If you're asking about whether to use a key derivation function, the obvious question is 'as opposed to what?'. To convert a passphrase to an EC private key, what you're doing is mapping a text string into an integer between 1 and $q-1$ ($q$ being the order of the curve), if you don't use a key derivation function, you're going to use something that looks a lot like a key derivation function (even if we might use different terminology to describe it; such as 'seeding a CSRNG with tha passphrase as a seed, and using that output').
Instead, what you should be asking is 'what do I need from a key derivation function right here'.
Now, that, I can't immediately answer for you; you need to consider what you need. For example:
Do you care how fast the EC private key is generated? How fast does it need to be compared to the performance of the device you're generating it on?
How much do you care about dictionary attacks against the EC private key? If someone gets the public key, and then runs through a dictionary to try to obtain the private key, how difficult should that be?
Do you care about precomputational attacks; that is, if the attacker is allowed a large amount of computation before hand, is he able to build a table to make recovering the password (and private key) from a public key much faster?

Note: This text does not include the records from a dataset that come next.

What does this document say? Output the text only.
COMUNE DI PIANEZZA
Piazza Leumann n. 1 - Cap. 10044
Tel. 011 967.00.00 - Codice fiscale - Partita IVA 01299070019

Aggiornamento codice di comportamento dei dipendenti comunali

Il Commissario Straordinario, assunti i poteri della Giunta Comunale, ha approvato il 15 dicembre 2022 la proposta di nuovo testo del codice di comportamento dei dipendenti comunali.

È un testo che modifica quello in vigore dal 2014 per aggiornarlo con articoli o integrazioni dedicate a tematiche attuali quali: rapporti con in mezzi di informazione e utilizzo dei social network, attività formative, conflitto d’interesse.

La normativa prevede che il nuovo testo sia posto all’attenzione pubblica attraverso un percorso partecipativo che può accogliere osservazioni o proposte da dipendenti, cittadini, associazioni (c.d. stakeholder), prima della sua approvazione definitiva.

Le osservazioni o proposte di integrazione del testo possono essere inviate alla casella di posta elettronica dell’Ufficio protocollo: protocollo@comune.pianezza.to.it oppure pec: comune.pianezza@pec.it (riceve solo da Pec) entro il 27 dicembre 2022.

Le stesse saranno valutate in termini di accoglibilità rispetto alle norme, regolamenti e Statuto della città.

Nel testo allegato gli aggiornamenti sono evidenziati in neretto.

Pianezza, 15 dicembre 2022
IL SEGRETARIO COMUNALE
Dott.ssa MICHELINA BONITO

Depending on your answers, a key derivation function (or similar) might not be at all suitable. For example, if you are using these EC keys are credentials (so that they need to be immune to any dictionary-style attacks for extremely long periods of time), then this design (which maps a passphrase to a EC private key) might not be suitable at all, because it does nothing to prohibit an attacker from scanning through plausible passphrases; you may need to rethink your approach. For example, you might require some long term secret (that you stir into the key derivation process); this long term secret would prevent any possibility of a dictionary attack (because the attacker wouldn't have that).